Not necessarily. Keeping them illegal allows the state to eat their cake and have it too. It gives them leverage over those using it illegally, access to black markets, and the ability to use it as justification to arrest and commit violence.
Demonize it enough, like the US has, and your stormtroopers have carte blanche to crack skulls and step on necks of whomever is needed to solve the “drug problem”. That demonization is waning from its 90s highs, but it’s still a very useful tool for the state.
With drugs illegal and popular in counter-culture movements you can use it to weed out the population. White kid with an ounce of weed? Slap on the wrist. Brown kid with an ounce of weed? 5 years of slavery. Just casually reinforcing racism and oppressing minorities.
If they catch someone the state really doesn’t like then they have leverage. Rat out your friends, become an informant, or face prison.
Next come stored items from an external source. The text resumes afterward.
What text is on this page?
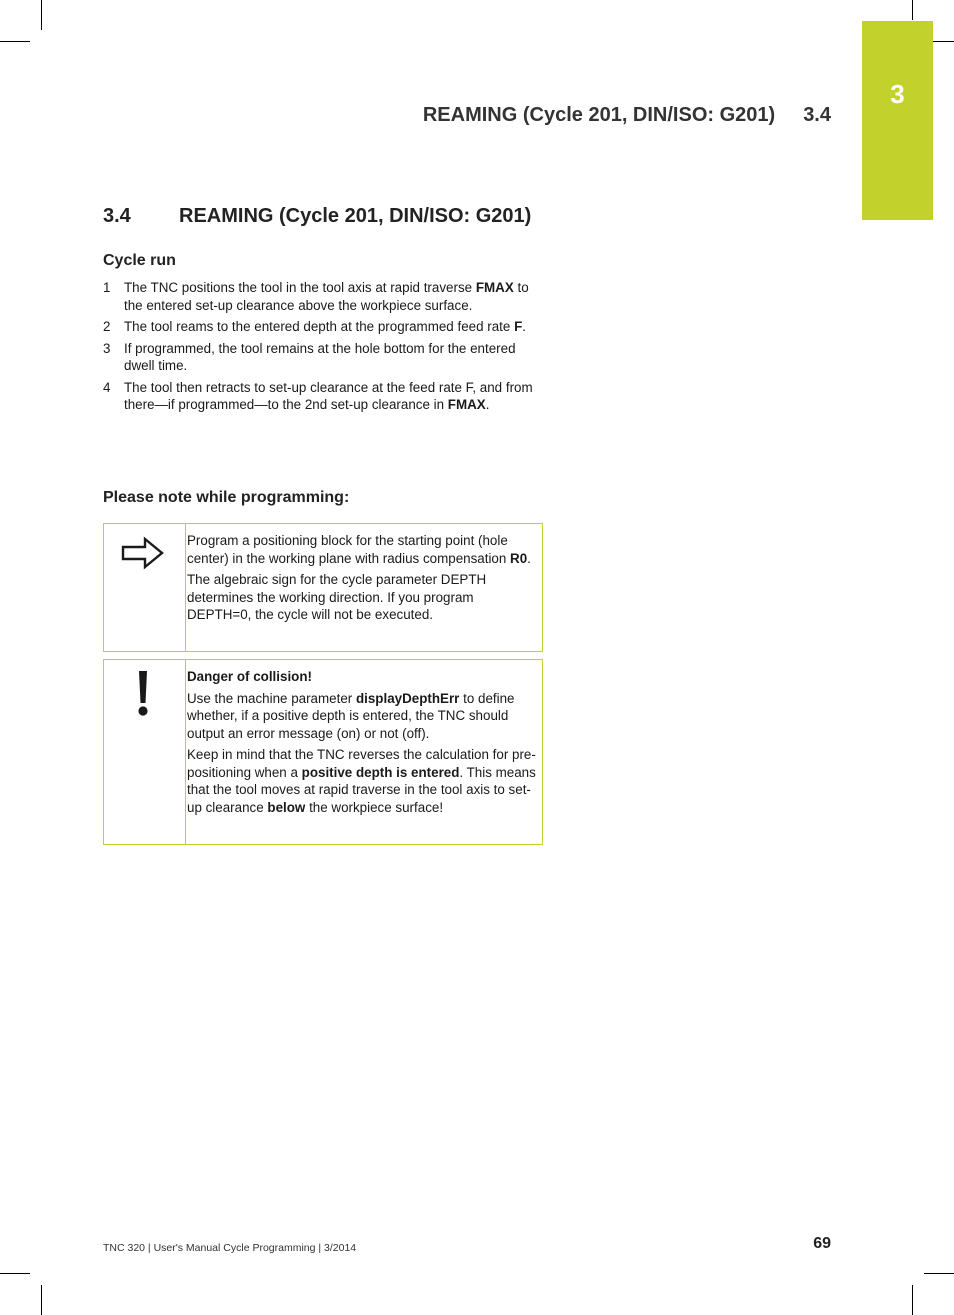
3
REAMING (Cycle 201, DIN/ISO: G201) 3.4
3.4 REAMING (Cycle 201, DIN/ISO: G201)
Cycle run
1 The TNC positions the tool in the tool axis at rapid traverse FMAX to the entered set-up clearance above the workpiece surface.
2 The tool reams to the entered depth at the programmed feed rate F.
3 If programmed, the tool remains at the hole bottom for the entered dwell time.
4 The tool then retracts to set-up clearance at the feed rate F, and from there—if programmed—to the 2nd set-up clearance in FMAX.
Please note while programming:

Program a positioning block for the starting point (hole center) in the working plane with radius compensation R0.

The algebraic sign for the cycle parameter DEPTH determines the working direction. If you program DEPTH=0, the cycle will not be executed.

Danger of collision!

Use the machine parameter displayDepthErr to define whether, if a positive depth is entered, the TNC should output an error message (on) or not (off).

Keep in mind that the TNC reverses the calculation for pre-positioning when a positive depth is entered. This means that the tool moves at rapid traverse in the tool axis to set-up clearance below the workpiece surface!

TNC 320 | User's Manual Cycle Programming | 3/2014	69
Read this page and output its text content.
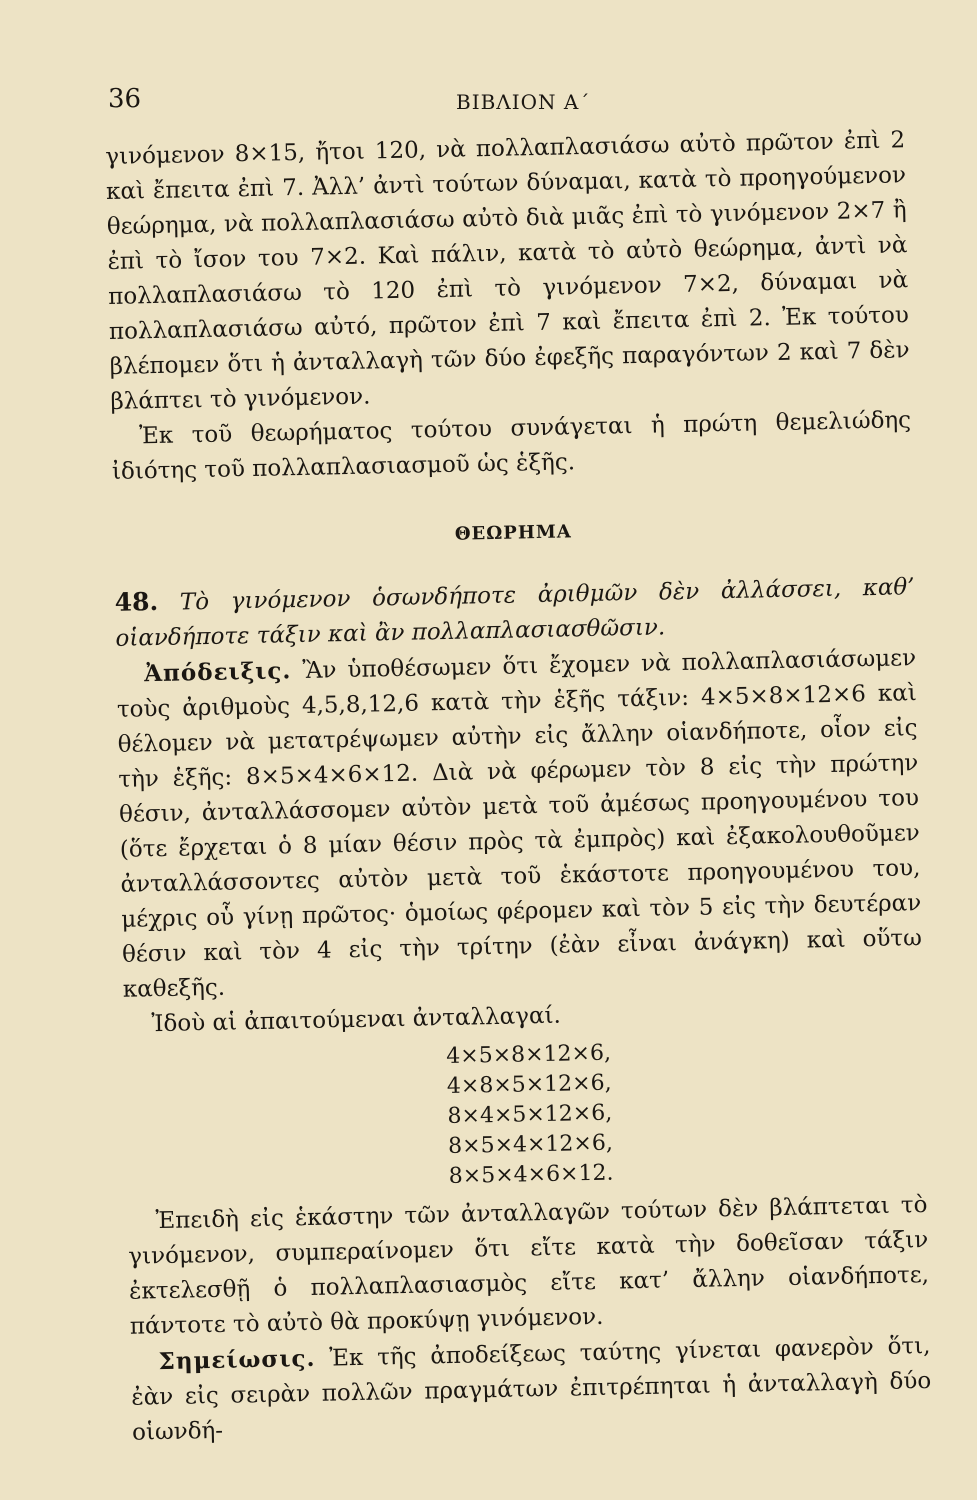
36	ΒΙΒΛΙΟΝ Α΄

γινόμενον 8×15, ἤτοι 120, νὰ πολλαπλασιάσω αὐτὸ πρῶτον ἐπὶ 2 καὶ ἔπειτα ἐπὶ 7. Ἀλλ’ ἀντὶ τούτων δύναμαι, κατὰ τὸ προηγούμενον θεώρημα, νὰ πολλαπλασιάσω αὐτὸ διὰ μιᾶς ἐπὶ τὸ γινόμενον 2×7 ἢ ἐπὶ τὸ ἴσον του 7×2. Καὶ πάλιν, κατὰ τὸ αὐτὸ θεώρημα, ἀντὶ νὰ πολλαπλασιάσω τὸ 120 ἐπὶ τὸ γινόμενον 7×2, δύναμαι νὰ πολλαπλασιάσω αὐτό, πρῶτον ἐπὶ 7 καὶ ἔπειτα ἐπὶ 2. Ἐκ τούτου βλέπομεν ὅτι ἡ ἀνταλλαγὴ τῶν δύο ἐφεξῆς παραγόντων 2 καὶ 7 δὲν βλάπτει τὸ γινόμενον.

Ἐκ τοῦ θεωρήματος τούτου συνάγεται ἡ πρώτη θεμελιώδης ἰδιότης τοῦ πολλαπλασιασμοῦ ὡς ἑξῆς.

ΘΕΩΡΗΜΑ

48. Τὸ γινόμενον ὁσωνδήποτε ἀριθμῶν δὲν ἀλλάσσει, καθ’ οἱανδήποτε τάξιν καὶ ἂν πολλαπλασιασθῶσιν.

Ἀπόδειξις. Ἂν ὑποθέσωμεν ὅτι ἔχομεν νὰ πολλαπλασιάσωμεν τοὺς ἀριθμοὺς 4,5,8,12,6 κατὰ τὴν ἑξῆς τάξιν: 4×5×8×12×6 καὶ θέλομεν νὰ μετατρέψωμεν αὐτὴν εἰς ἄλλην οἱανδήποτε, οἷον εἰς τὴν ἑξῆς: 8×5×4×6×12. Διὰ νὰ φέρωμεν τὸν 8 εἰς τὴν πρώτην θέσιν, ἀνταλλάσσομεν αὐτὸν μετὰ τοῦ ἀμέσως προηγουμένου του (ὅτε ἔρχεται ὁ 8 μίαν θέσιν πρὸς τὰ ἐμπρὸς) καὶ ἐξακολουθοῦμεν ἀνταλλάσσοντες αὐτὸν μετὰ τοῦ ἑκάστοτε προηγουμένου του, μέχρις οὗ γίνῃ πρῶτος· ὁμοίως φέρομεν καὶ τὸν 5 εἰς τὴν δευτέραν θέσιν καὶ τὸν 4 εἰς τὴν τρίτην (ἐὰν εἶναι ἀνάγκη) καὶ οὕτω καθεξῆς.

Ἰδοὺ αἱ ἀπαιτούμεναι ἀνταλλαγαί.

4×5×8×12×6,
4×8×5×12×6,
8×4×5×12×6,
8×5×4×12×6,
8×5×4×6×12.

Ἐπειδὴ εἰς ἑκάστην τῶν ἀνταλλαγῶν τούτων δὲν βλάπτεται τὸ γινόμενον, συμπεραίνομεν ὅτι εἴτε κατὰ τὴν δοθεῖσαν τάξιν ἐκτελεσθῇ ὁ πολλαπλασιασμὸς εἴτε κατ’ ἄλλην οἱανδήποτε, πάντοτε τὸ αὐτὸ θὰ προκύψῃ γινόμενον.

Σημείωσις. Ἐκ τῆς ἀποδείξεως ταύτης γίνεται φανερὸν ὅτι, ἐὰν εἰς σειρὰν πολλῶν πραγμάτων ἐπιτρέπηται ἡ ἀνταλλαγὴ δύο οἱωνδή-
I’m not necessarily against chemical exploration, but the capitalist police state will weaponize it by supplying the black market with cheap drugs, encouraging their use in revolutionary, counter-culture, and minority communities (among others), then scraping up anyone they don’t like. The damage left in its wake is inconsequential.
I’m not hoping for anything other than marginally increasing class consciousness in a handful of people. Electoralism won’t accomplish anything, but if he can shift the Overton Window just a smidge to make Socialism be a bit less scary to some people while at the same time showing how the “lesser evil” democrats will fucking annihilate anything to the left of Bush Jr. then he’ll have done his job.
I just hope that leftist groups in the US, particularly New York, see this as an opportunity to stuff some actual theory down the gullets of all the baby birdies lined up gawking at Zohran and what the democrats are gonna do to him between now and November.